WEYMOUTH’S fairy lights may twinkle again after people power forced them back on the council agenda.

Councillors agreed to conduct further investigations into seafront lighting after being presented with a protest petition bearing almost 1,700 names.

The campaign to bring back the fairy lights has been led by resident Dave Burchill who believes the seafront is a ‘dark and unwelcoming’ place without them.

The traditional strings of coloured lights, which hung along the seafront since the mid-1950s, were removed last year and replaced with modern lighting and lasers as part of a seafront regeneration scheme.

Mr Burchill and others were applauded as they spoke up in favour of the fairy lights at a meeting of Weymouth and Portland Borough Council at the Guildhall. Members of the public crammed into the public gallery to hear the outcome of the debate.

Mr Burchill told councillors he was ‘passionate’ about the area and said although he understood the need for the town to progress and create new attractions, the fairy lights were a ‘key part of the Weymouth experience’ – and could exist with the lasers.

He added: “Our elected members have wrought many far-reaching changes to our town, and no council can hope to please everyone, but most people feel you do not listen to them.

“This is an opportunity to prove them wrong with this change of heart that will improve the ambience of the Esplanade and lift the oppressive aura that now exists along the seafront.”

Mr Burchill urged councillors to look at the example of Torquay where a new system of catenary lighting had been installed. The lights are efficient (0.6 watt), can run on solar, wind or mains power, are virtually unbreakable and long-lasting.

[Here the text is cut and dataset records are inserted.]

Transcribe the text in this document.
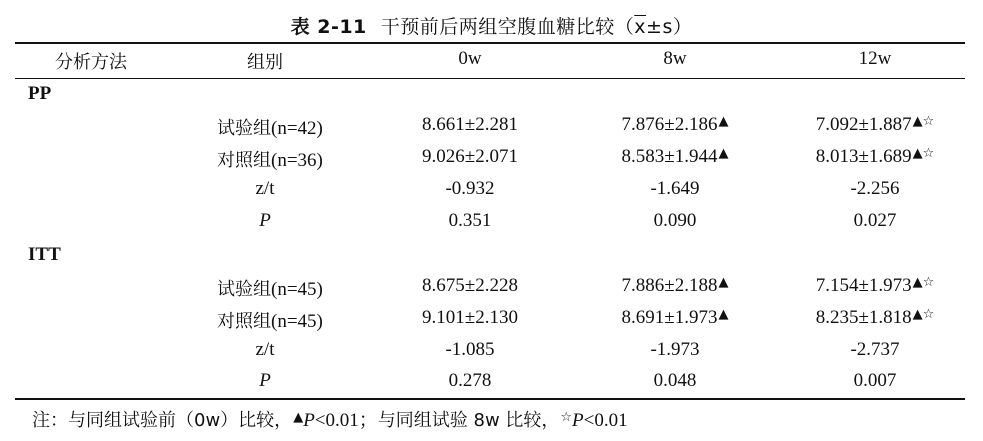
表 2-11 干预前后两组空腹血糖比较$(\overline{x}\pm s)$
分析方法	组别	0w	8w	12w
PP
试验组(n=42)	8.661±2.281	7.876±2.186▲	7.092±1.887▲☆
对照组(n=36)	9.026±2.071	8.583±1.944▲	8.013±1.689▲☆
z/t	-0.932	-1.649	-2.256
P	0.351	0.090	0.027
ITT
试验组(n=45)	8.675±2.228	7.886±2.188▲	7.154±1.973▲☆
对照组(n=45)	9.101±2.130	8.691±1.973▲	8.235±1.818▲☆
z/t	-1.085	-1.973	-2.737
P	0.278	0.048	0.007
注：与同组试验前（0w）比较，▲P<0.01；与同组试验 8w 比较，☆P<0.01
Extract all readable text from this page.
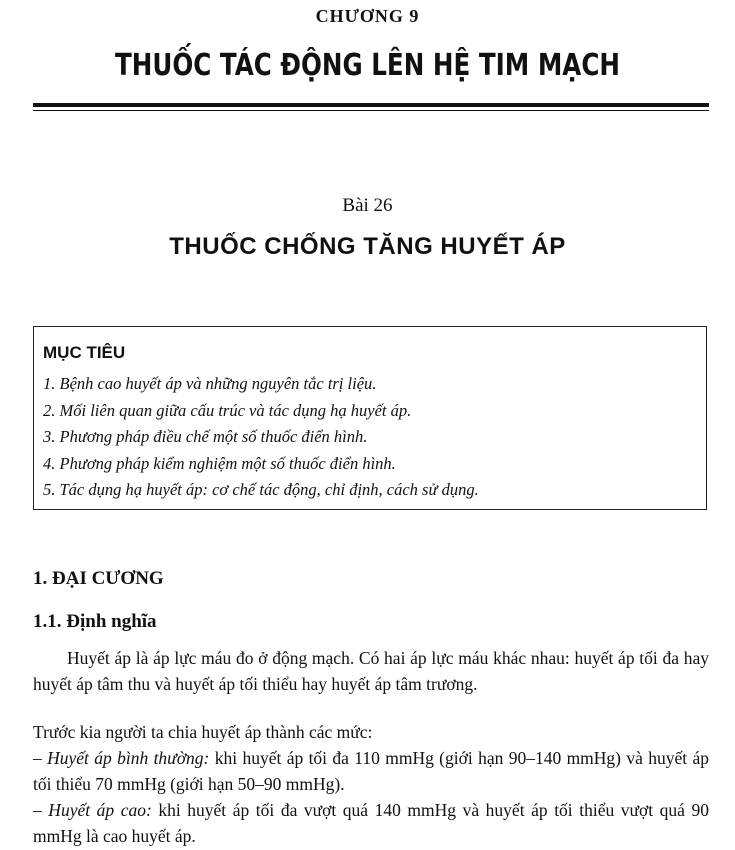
CHƯƠNG 9
THUỐC TÁC ĐỘNG LÊN HỆ TIM MẠCH
Bài 26
THUỐC CHỐNG TĂNG HUYẾT ÁP
MỤC TIÊU
1. Bệnh cao huyết áp và những nguyên tắc trị liệu.
2. Mối liên quan giữa cấu trúc và tác dụng hạ huyết áp.
3. Phương pháp điều chế một số thuốc điển hình.
4. Phương pháp kiểm nghiệm một số thuốc điển hình.
5. Tác dụng hạ huyết áp: cơ chế tác động, chỉ định, cách sử dụng.
1. ĐẠI CƯƠNG
1.1. Định nghĩa
Huyết áp là áp lực máu đo ở động mạch. Có hai áp lực máu khác nhau: huyết áp tối đa hay huyết áp tâm thu và huyết áp tối thiểu hay huyết áp tâm trương.
Trước kia người ta chia huyết áp thành các mức:
– Huyết áp bình thường: khi huyết áp tối đa 110 mmHg (giới hạn 90–140 mmHg) và huyết áp tối thiểu 70 mmHg (giới hạn 50–90 mmHg).
– Huyết áp cao: khi huyết áp tối đa vượt quá 140 mmHg và huyết áp tối thiểu vượt quá 90 mmHg là cao huyết áp.
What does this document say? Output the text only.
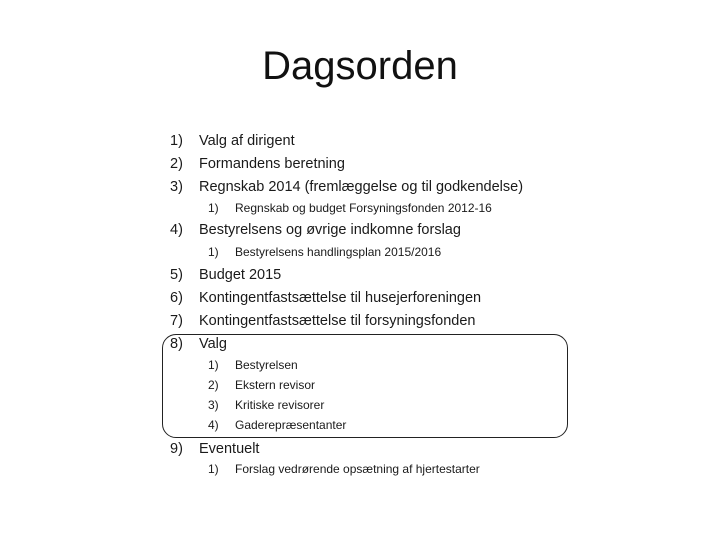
Dagsorden
1) Valg af dirigent
2) Formandens beretning
3) Regnskab 2014 (fremlæggelse og til godkendelse)
1) Regnskab og budget Forsyningsfonden 2012-16
4) Bestyrelsens og øvrige indkomne forslag
1) Bestyrelsens handlingsplan 2015/2016
5) Budget 2015
6) Kontingentfastsættelse til husejerforeningen
7) Kontingentfastsættelse til forsyningsfonden
8) Valg
1) Bestyrelsen
2) Ekstern revisor
3) Kritiske revisorer
4) Gaderepræsentanter
9) Eventuelt
1) Forslag vedrørende opsætning af hjertestarter
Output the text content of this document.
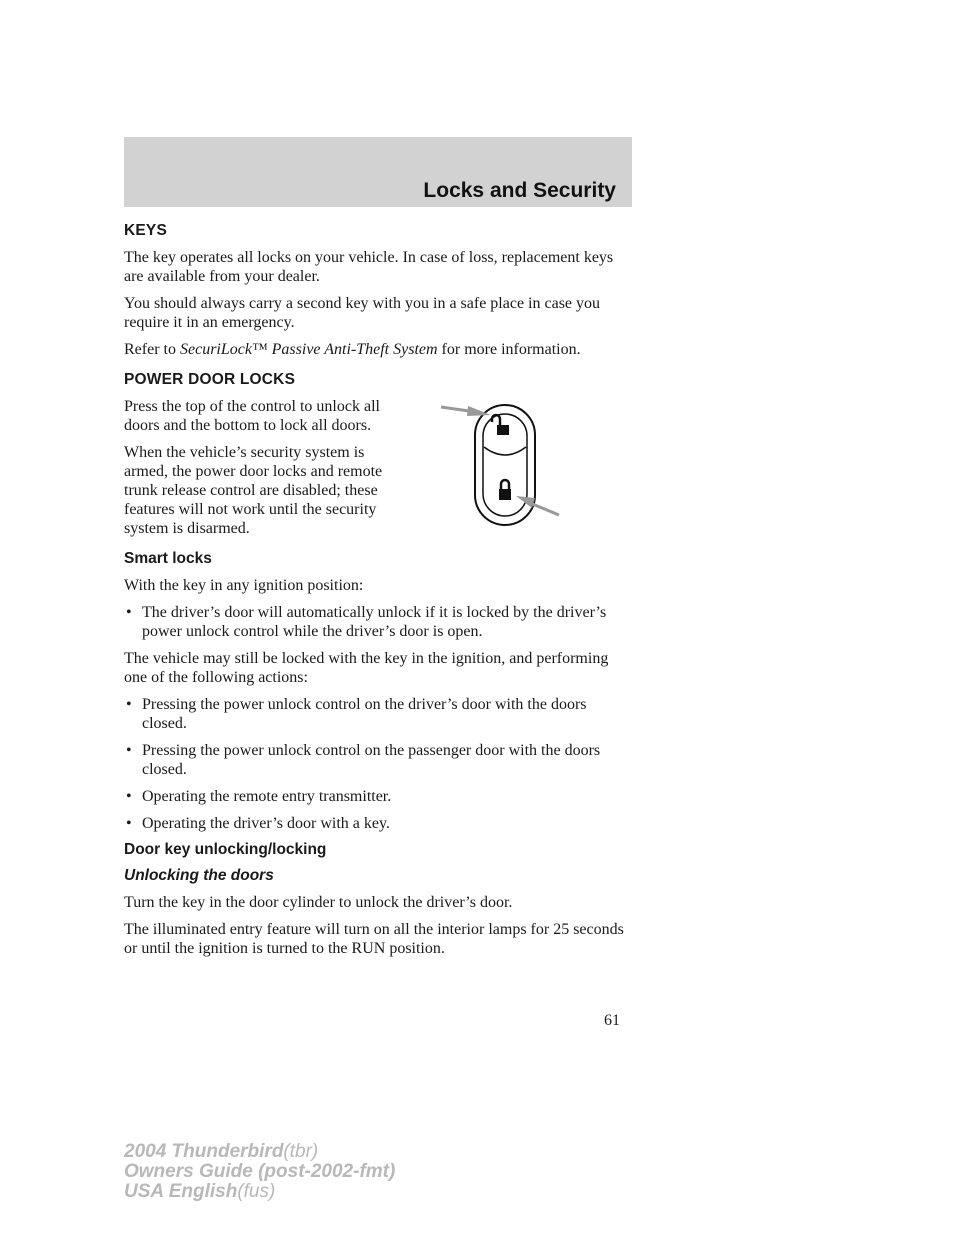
Locks and Security
KEYS

The key operates all locks on your vehicle. In case of loss, replacement keys are available from your dealer.

You should always carry a second key with you in a safe place in case you require it in an emergency.

Refer to SecuriLock™ Passive Anti-Theft System for more information.

POWER DOOR LOCKS

Press the top of the control to unlock all doors and the bottom to lock all doors.

When the vehicle’s security system is armed, the power door locks and remote trunk release control are disabled; these features will not work until the security system is disarmed.

Smart locks

With the key in any ignition position:

• The driver’s door will automatically unlock if it is locked by the driver’s power unlock control while the driver’s door is open.

The vehicle may still be locked with the key in the ignition, and performing one of the following actions:

• Pressing the power unlock control on the driver’s door with the doors closed.
• Pressing the power unlock control on the passenger door with the doors closed.
• Operating the remote entry transmitter.
• Operating the driver’s door with a key.
Door key unlocking/locking
Unlocking the doors

Turn the key in the door cylinder to unlock the driver’s door.

The illuminated entry feature will turn on all the interior lamps for 25 seconds or until the ignition is turned to the RUN position.

61
2004 Thunderbird(tbr)
Owners Guide (post-2002-fmt)
USA English(fus)
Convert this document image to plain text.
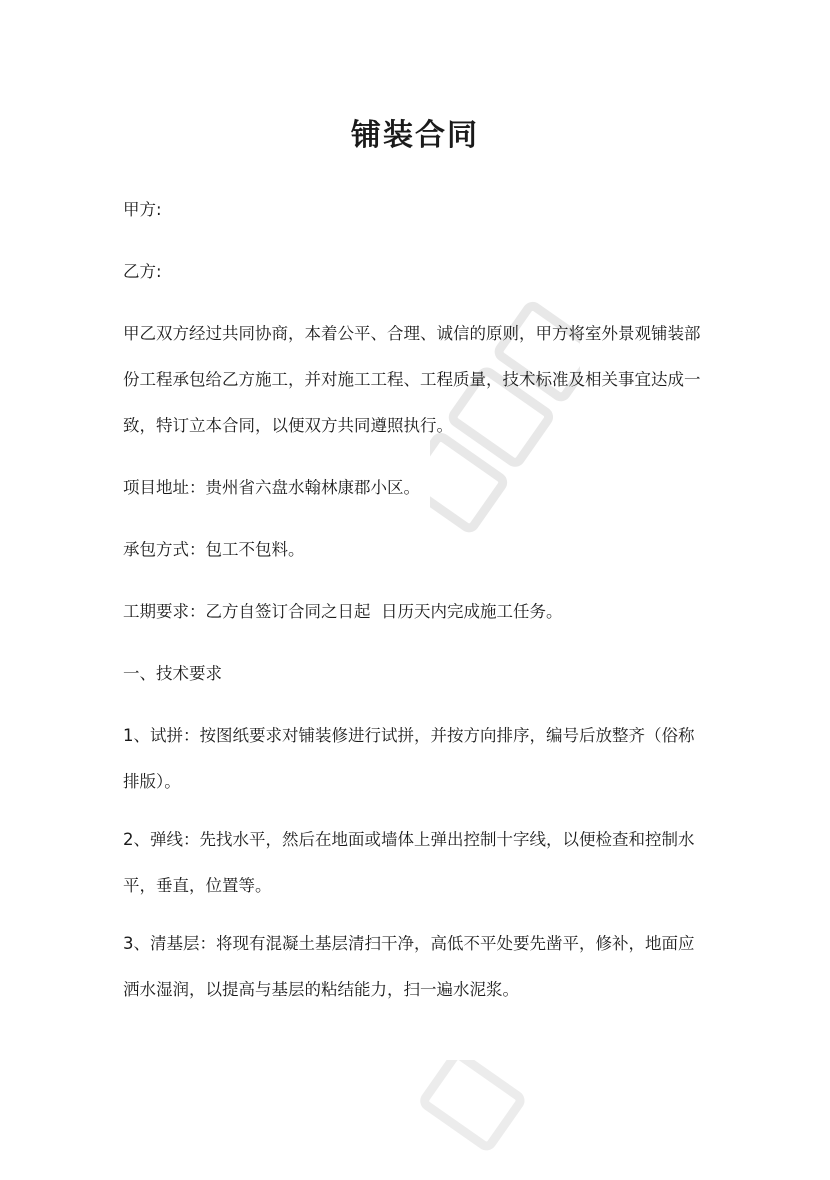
铺装合同
甲方:
乙方:
甲乙双方经过共同协商，本着公平、合理、诚信的原则，甲方将室外景观铺装部
份工程承包给乙方施工，并对施工工程、工程质量，技术标准及相关事宜达成一
致，特订立本合同，以便双方共同遵照执行。
项目地址：贵州省六盘水翰林康郡小区。
承包方式：包工不包料。
工期要求：乙方自签订合同之日起  日历天内完成施工任务。
一、技术要求
1、试拼：按图纸要求对铺装修进行试拼，并按方向排序，编号后放整齐（俗称
排版）。
2、弹线：先找水平，然后在地面或墙体上弹出控制十字线，以便检查和控制水
平，垂直，位置等。
3、清基层：将现有混凝土基层清扫干净，高低不平处要先凿平，修补，地面应
洒水湿润，以提高与基层的粘结能力，扫一遍水泥浆。
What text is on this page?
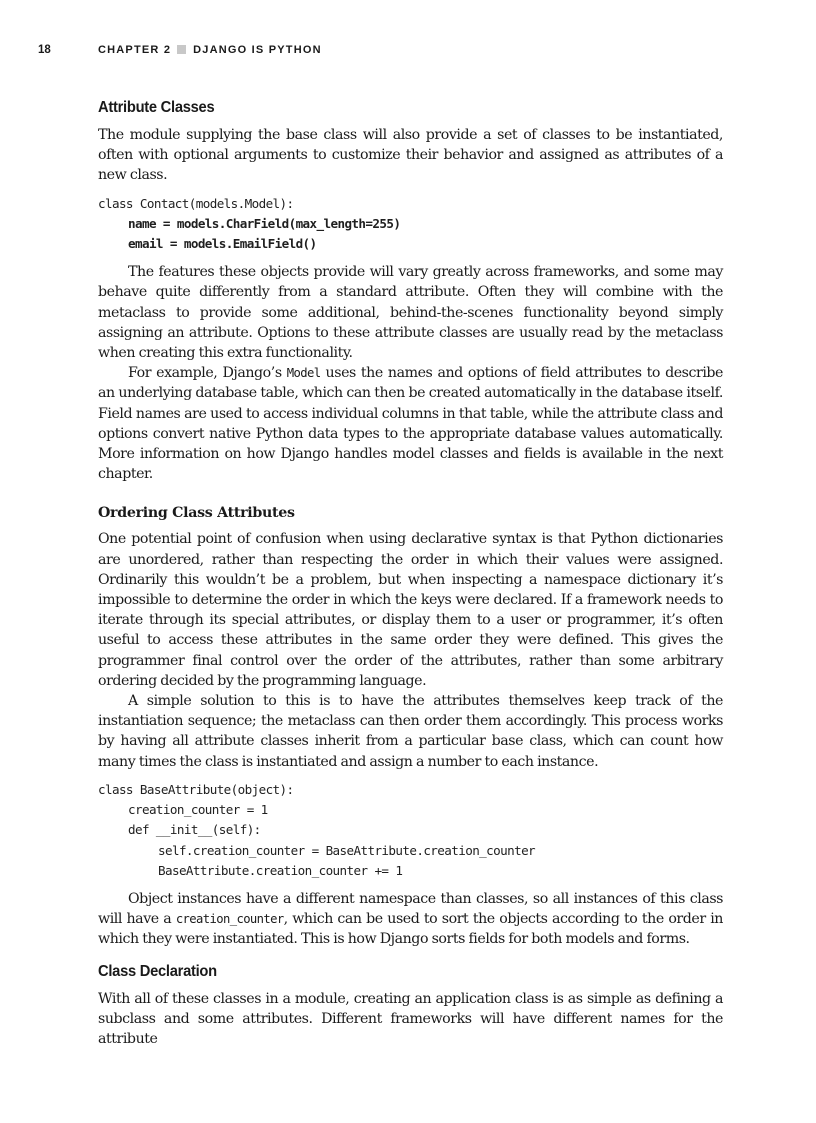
18	CHAPTER 2 DJANGO IS PYTHON
Attribute Classes

The module supplying the base class will also provide a set of classes to be instantiated, often with optional arguments to customize their behavior and assigned as attributes of a new class.

class Contact(models.Model):
name = models.CharField(max_length=255)
email = models.EmailField()

The features these objects provide will vary greatly across frameworks, and some may behave quite differently from a standard attribute. Often they will combine with the metaclass to provide some additional, behind-the-scenes functionality beyond simply assigning an attribute. Options to these attribute classes are usually read by the metaclass when creating this extra functionality.

For example, Django’s Model uses the names and options of field attributes to describe an underlying database table, which can then be created automatically in the database itself. Field names are used to access individual columns in that table, while the attribute class and options convert native Python data types to the appropriate database values automatically. More information on how Django handles model classes and fields is available in the next chapter.

Ordering Class Attributes

One potential point of confusion when using declarative syntax is that Python dictionaries are unordered, rather than respecting the order in which their values were assigned. Ordinarily this wouldn’t be a problem, but when inspecting a namespace dictionary it’s impossible to determine the order in which the keys were declared. If a framework needs to iterate through its special attributes, or display them to a user or programmer, it’s often useful to access these attributes in the same order they were defined. This gives the programmer final control over the order of the attributes, rather than some arbitrary ordering decided by the programming language.

A simple solution to this is to have the attributes themselves keep track of the instantiation sequence; the metaclass can then order them accordingly. This process works by having all attribute classes inherit from a particular base class, which can count how many times the class is instantiated and assign a number to each instance.

class BaseAttribute(object):
creation_counter = 1
def __init__(self):
self.creation_counter = BaseAttribute.creation_counter
BaseAttribute.creation_counter += 1

Object instances have a different namespace than classes, so all instances of this class will have a creation_counter, which can be used to sort the objects according to the order in which they were instantiated. This is how Django sorts fields for both models and forms.

Class Declaration

With all of these classes in a module, creating an application class is as simple as defining a subclass and some attributes. Different frameworks will have different names for the attribute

Councillor John Birtwistle successfully proposed the fairy lights issue be investigated further by the council’s management committee.

He said: “If we allow this to pass there would be a considerable amount of public concern.

“There is real concern about the removal of the fairy lights and the installation of the lasers.

“I’m aware the money for the lasers didn’t come out of council tax money directly but I take the view that public money is public money.”

Coun Kevin Hodder said: “Like others, I miss the fairy lights. It was sad to see them go.

“It’s nice to see something modern but we could have the best of both worlds, and not solely to the cost of the taxpayer. We could bring something back we’re proud of.”

Coun Mike Byatt said: “The principle here is that the public are telling us they are greatly concerned and we as a council must demonstrate we are listening.”

After the meeting, Mr Burchill said: “The plan now is to lobby every councillor on the management committee in the hope they will make the right decision “I can’t see any reason why money can’t be found for this. It’ll be peanuts compared to what has been spent on the seafront.”